A number of vocational schools in Huai'an, Jiangsu province, have required students to do internships at Foxconn Technology Group, making USB data lines for the new iPhone handset as its release date draws near.
A student named Song from the Open University of Huai'an said she could not get the credit needed for graduation if she refused.
"The university told us it's a good way to experience corporate culture," the 19-year-old said. "Even though many of my classmates are reluctant to go to Foxconn, our teachers still asked us to work there starting in August."
She added that almost all the vocational schools in the city, including some related to food science and finance, have sent students to Foxconn, Apple's largest supplier. Her university provided more than 3,000 students.
Wang Yan, Song's mother, said she cannot understand why the university sent her daughter, a preschool education major, to make USB data lines of smartphones at Foxconn.
"I don't mind if my daughter finds a part-time job during the summer vacation," Wang said. "But spending school hours on such nonsense is a waste of time."

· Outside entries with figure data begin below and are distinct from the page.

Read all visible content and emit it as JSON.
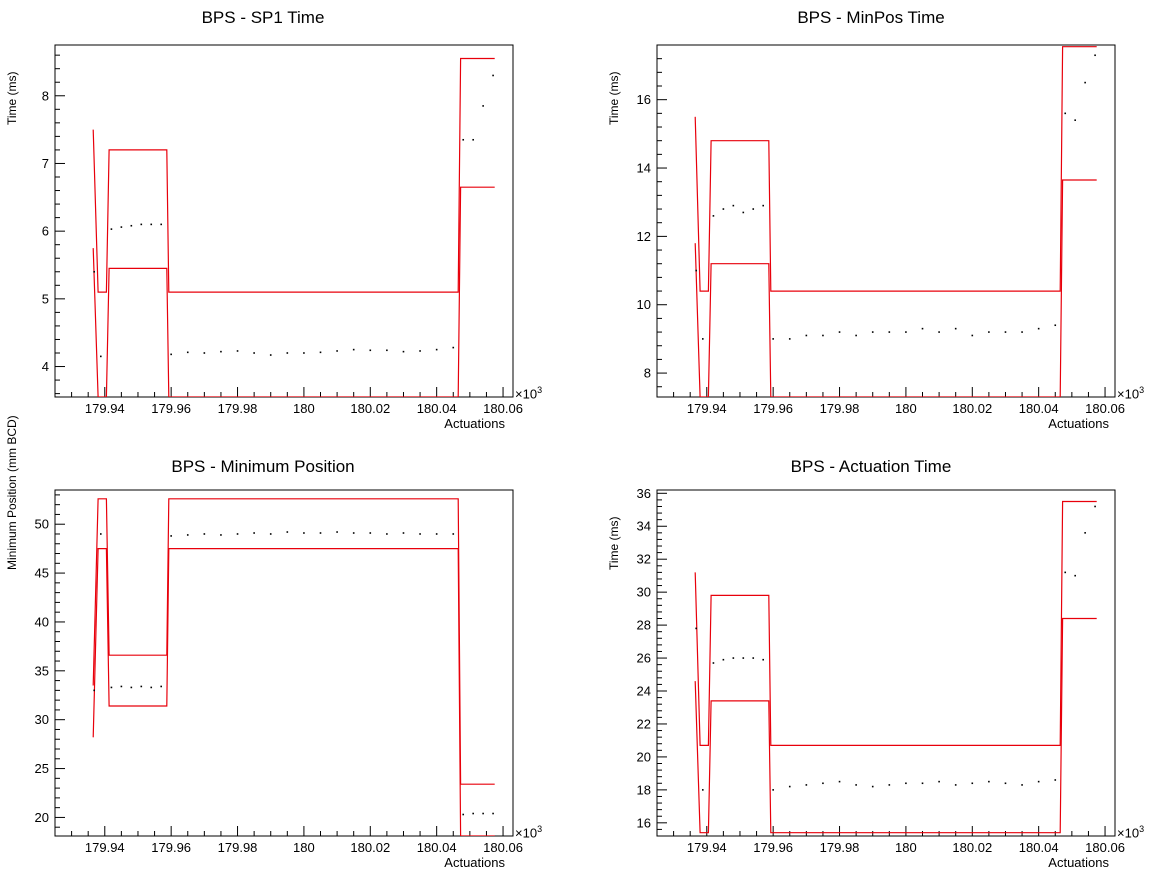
{
  "chart_data": [
    {
      "type": "line",
      "title": "BPS - SP1 Time",
      "xlabel": "Actuations",
      "ylabel": "Time (ms)",
      "x_multiplier": "×10",
      "x_multiplier_exp": "3",
      "xlim": [
        179.925,
        180.063
      ],
      "ylim": [
        3.55,
        8.75
      ],
      "xticks": [
        179.94,
        179.96,
        179.98,
        180,
        180.02,
        180.04,
        180.06
      ],
      "xtick_labels": [
        "179.94",
        "179.96",
        "179.98",
        "180",
        "180.02",
        "180.04",
        "180.06"
      ],
      "yticks": [
        4,
        5,
        6,
        7,
        8
      ],
      "ytick_labels": [
        "4",
        "5",
        "6",
        "7",
        "8"
      ],
      "series": [
        {
          "role": "upper-limit",
          "color": "#e8000b",
          "x": [
            179.9365,
            179.938,
            179.9383,
            179.9405,
            179.9413,
            179.9587,
            179.9593,
            180.0465,
            180.0472,
            180.0575
          ],
          "y": [
            7.5,
            5.1,
            5.1,
            5.1,
            7.2,
            7.2,
            5.1,
            5.1,
            8.55,
            8.55
          ]
        },
        {
          "role": "lower-limit",
          "color": "#e8000b",
          "x": [
            179.9365,
            179.938,
            179.9383,
            179.9405,
            179.9413,
            179.9587,
            179.9593,
            180.0465,
            180.0472,
            180.0575
          ],
          "y": [
            5.75,
            3.55,
            3.55,
            3.55,
            5.45,
            5.45,
            3.55,
            3.55,
            6.65,
            6.65
          ]
        },
        {
          "role": "data",
          "color": "#000000",
          "x": [
            179.9368,
            179.9388,
            179.942,
            179.945,
            179.948,
            179.951,
            179.954,
            179.957,
            179.96,
            179.965,
            179.97,
            179.975,
            179.98,
            179.985,
            179.99,
            179.995,
            180.0,
            180.005,
            180.01,
            180.015,
            180.02,
            180.025,
            180.03,
            180.035,
            180.04,
            180.045,
            180.048,
            180.051,
            180.054,
            180.057
          ],
          "y": [
            5.4,
            4.15,
            6.03,
            6.06,
            6.08,
            6.1,
            6.1,
            6.1,
            4.18,
            4.21,
            4.2,
            4.22,
            4.23,
            4.2,
            4.17,
            4.2,
            4.2,
            4.21,
            4.23,
            4.25,
            4.24,
            4.24,
            4.22,
            4.23,
            4.25,
            4.28,
            7.35,
            7.35,
            7.85,
            8.3
          ]
        }
      ]
    },
    {
      "type": "line",
      "title": "BPS - MinPos Time",
      "xlabel": "Actuations",
      "ylabel": "Time (ms)",
      "x_multiplier": "×10",
      "x_multiplier_exp": "3",
      "xlim": [
        179.925,
        180.063
      ],
      "ylim": [
        7.3,
        17.6
      ],
      "xticks": [
        179.94,
        179.96,
        179.98,
        180,
        180.02,
        180.04,
        180.06
      ],
      "xtick_labels": [
        "179.94",
        "179.96",
        "179.98",
        "180",
        "180.02",
        "180.04",
        "180.06"
      ],
      "yticks": [
        8,
        10,
        12,
        14,
        16
      ],
      "ytick_labels": [
        "8",
        "10",
        "12",
        "14",
        "16"
      ],
      "series": [
        {
          "role": "upper-limit",
          "color": "#e8000b",
          "x": [
            179.9365,
            179.938,
            179.9383,
            179.9405,
            179.9413,
            179.9587,
            179.9593,
            180.0465,
            180.0472,
            180.0575
          ],
          "y": [
            15.5,
            10.4,
            10.4,
            10.4,
            14.8,
            14.8,
            10.4,
            10.4,
            17.55,
            17.55
          ]
        },
        {
          "role": "lower-limit",
          "color": "#e8000b",
          "x": [
            179.9365,
            179.938,
            179.9383,
            179.9405,
            179.9413,
            179.9587,
            179.9593,
            180.0465,
            180.0472,
            180.0575
          ],
          "y": [
            11.8,
            7.3,
            7.3,
            7.3,
            11.2,
            11.2,
            7.3,
            7.3,
            13.65,
            13.65
          ]
        },
        {
          "role": "data",
          "color": "#000000",
          "x": [
            179.9368,
            179.9388,
            179.942,
            179.945,
            179.948,
            179.951,
            179.954,
            179.957,
            179.96,
            179.965,
            179.97,
            179.975,
            179.98,
            179.985,
            179.99,
            179.995,
            180.0,
            180.005,
            180.01,
            180.015,
            180.02,
            180.025,
            180.03,
            180.035,
            180.04,
            180.045,
            180.048,
            180.051,
            180.054,
            180.057
          ],
          "y": [
            11.0,
            9.0,
            12.6,
            12.8,
            12.9,
            12.7,
            12.8,
            12.9,
            9.0,
            9.0,
            9.1,
            9.1,
            9.2,
            9.1,
            9.2,
            9.2,
            9.2,
            9.3,
            9.2,
            9.3,
            9.1,
            9.2,
            9.2,
            9.2,
            9.3,
            9.4,
            15.6,
            15.4,
            16.5,
            17.3
          ]
        }
      ]
    },
    {
      "type": "line",
      "title": "BPS - Minimum Position",
      "xlabel": "Actuations",
      "ylabel": "Minimum Position (mm BCD)",
      "x_multiplier": "×10",
      "x_multiplier_exp": "3",
      "xlim": [
        179.925,
        180.063
      ],
      "ylim": [
        18.1,
        53.5
      ],
      "xticks": [
        179.94,
        179.96,
        179.98,
        180,
        180.02,
        180.04,
        180.06
      ],
      "xtick_labels": [
        "179.94",
        "179.96",
        "179.98",
        "180",
        "180.02",
        "180.04",
        "180.06"
      ],
      "yticks": [
        20,
        25,
        30,
        35,
        40,
        45,
        50
      ],
      "ytick_labels": [
        "20",
        "25",
        "30",
        "35",
        "40",
        "45",
        "50"
      ],
      "series": [
        {
          "role": "upper-limit",
          "color": "#e8000b",
          "x": [
            179.9365,
            179.938,
            179.9383,
            179.9405,
            179.9413,
            179.9587,
            179.9593,
            180.0465,
            180.0472,
            180.0575
          ],
          "y": [
            33.5,
            52.6,
            52.6,
            52.6,
            36.6,
            36.6,
            52.6,
            52.6,
            23.4,
            23.4
          ]
        },
        {
          "role": "lower-limit",
          "color": "#e8000b",
          "x": [
            179.9365,
            179.938,
            179.9383,
            179.9405,
            179.9413,
            179.9587,
            179.9593,
            180.0465,
            180.0472,
            180.0575
          ],
          "y": [
            28.2,
            47.5,
            47.5,
            47.5,
            31.4,
            31.4,
            47.5,
            47.5,
            18.1,
            18.1
          ]
        },
        {
          "role": "data",
          "color": "#000000",
          "x": [
            179.9368,
            179.9388,
            179.942,
            179.945,
            179.948,
            179.951,
            179.954,
            179.957,
            179.96,
            179.965,
            179.97,
            179.975,
            179.98,
            179.985,
            179.99,
            179.995,
            180.0,
            180.005,
            180.01,
            180.015,
            180.02,
            180.025,
            180.03,
            180.035,
            180.04,
            180.045,
            180.048,
            180.051,
            180.054,
            180.057
          ],
          "y": [
            33.0,
            49.0,
            33.3,
            33.4,
            33.3,
            33.4,
            33.3,
            33.4,
            48.8,
            48.9,
            49.0,
            48.9,
            49.0,
            49.1,
            49.0,
            49.2,
            49.1,
            49.1,
            49.2,
            49.1,
            49.1,
            49.0,
            49.1,
            49.0,
            49.0,
            49.0,
            20.3,
            20.4,
            20.4,
            20.4
          ]
        }
      ]
    },
    {
      "type": "line",
      "title": "BPS - Actuation Time",
      "xlabel": "Actuations",
      "ylabel": "Time (ms)",
      "x_multiplier": "×10",
      "x_multiplier_exp": "3",
      "xlim": [
        179.925,
        180.063
      ],
      "ylim": [
        15.2,
        36.2
      ],
      "xticks": [
        179.94,
        179.96,
        179.98,
        180,
        180.02,
        180.04,
        180.06
      ],
      "xtick_labels": [
        "179.94",
        "179.96",
        "179.98",
        "180",
        "180.02",
        "180.04",
        "180.06"
      ],
      "yticks": [
        16,
        18,
        20,
        22,
        24,
        26,
        28,
        30,
        32,
        34,
        36
      ],
      "ytick_labels": [
        "16",
        "18",
        "20",
        "22",
        "24",
        "26",
        "28",
        "30",
        "32",
        "34",
        "36"
      ],
      "series": [
        {
          "role": "upper-limit",
          "color": "#e8000b",
          "x": [
            179.9365,
            179.938,
            179.9383,
            179.9405,
            179.9413,
            179.9587,
            179.9593,
            180.0465,
            180.0472,
            180.0575
          ],
          "y": [
            31.2,
            20.7,
            20.7,
            20.7,
            29.8,
            29.8,
            20.7,
            20.7,
            35.5,
            35.5
          ]
        },
        {
          "role": "lower-limit",
          "color": "#e8000b",
          "x": [
            179.9365,
            179.938,
            179.9383,
            179.9405,
            179.9413,
            179.9587,
            179.9593,
            180.0465,
            180.0472,
            180.0575
          ],
          "y": [
            24.6,
            15.4,
            15.4,
            15.4,
            23.4,
            23.4,
            15.4,
            15.4,
            28.4,
            28.4
          ]
        },
        {
          "role": "data",
          "color": "#000000",
          "x": [
            179.9368,
            179.9388,
            179.942,
            179.945,
            179.948,
            179.951,
            179.954,
            179.957,
            179.96,
            179.965,
            179.97,
            179.975,
            179.98,
            179.985,
            179.99,
            179.995,
            180.0,
            180.005,
            180.01,
            180.015,
            180.02,
            180.025,
            180.03,
            180.035,
            180.04,
            180.045,
            180.048,
            180.051,
            180.054,
            180.057
          ],
          "y": [
            27.8,
            18.0,
            25.7,
            25.9,
            26.0,
            26.0,
            26.0,
            25.9,
            18.0,
            18.2,
            18.3,
            18.4,
            18.5,
            18.3,
            18.2,
            18.3,
            18.4,
            18.4,
            18.5,
            18.3,
            18.4,
            18.5,
            18.4,
            18.3,
            18.5,
            18.6,
            31.2,
            31.0,
            33.6,
            35.2
          ]
        }
      ]
    }
  ]
}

An English major named Zhao confirmed that the students just put together components of USB data lines at the factory.
"I don't think we can improve our skills through that 'internship' the schools are requiring," the sophomore said.
The students earn a basic salary of 1,550 yuan ($244) a month, she said. They have to work overtime if they are unable to finish the day's task on time.
However, a teacher named Tao at the city's College of Information Technology defended the "internship", saying it provides a good opportunity for the students to experience real life.
"They'll know how hard work can be and will appreciate their future jobs more after the internship," she said.
She said that students have gone back to school since internships were reported in the media.
The Huai'an government said that all vocational schools must follow the policies of education departments and any violations, such as the Foxconn internships, must cease.
An employee from the human resources department at Foxconn's Huai'an plant conceded that the approaching launch of Apple's new handset has brought big orders to the plant.
"The high demand for the handset has led to us being short-staffed at the plant," said the woman on condition of anonymity. "It's been even worse since some people finished their summer jobs and left."
On Tuesday, Apple sent out invitations to a media event on Sept 12 related to the next iPhone, which is rumored to go on sale on Sept 21.
According to Huai'an's Taiwan affairs office, Foxconn, whose headquarters are in Taiwan, has invested more than $210 million to establish new production lines for Apple components in the city.
"Though Chinese law allows students to work as interns, it cannot be applied to those working for Foxconn," said Yu Fangqiang, a lawyer and executive director of Justice for All, an NGO in Nanjing, Jiangsu province.
"The students worked at least eight hours a day and didn't have a supervisor, which makes them more full-time employees than interns," Yu said.
The vocational schools violated the students' rights to an education by requiring they work for Foxconn, he said, and the students can report that to local governments or file lawsuits to protect themselves.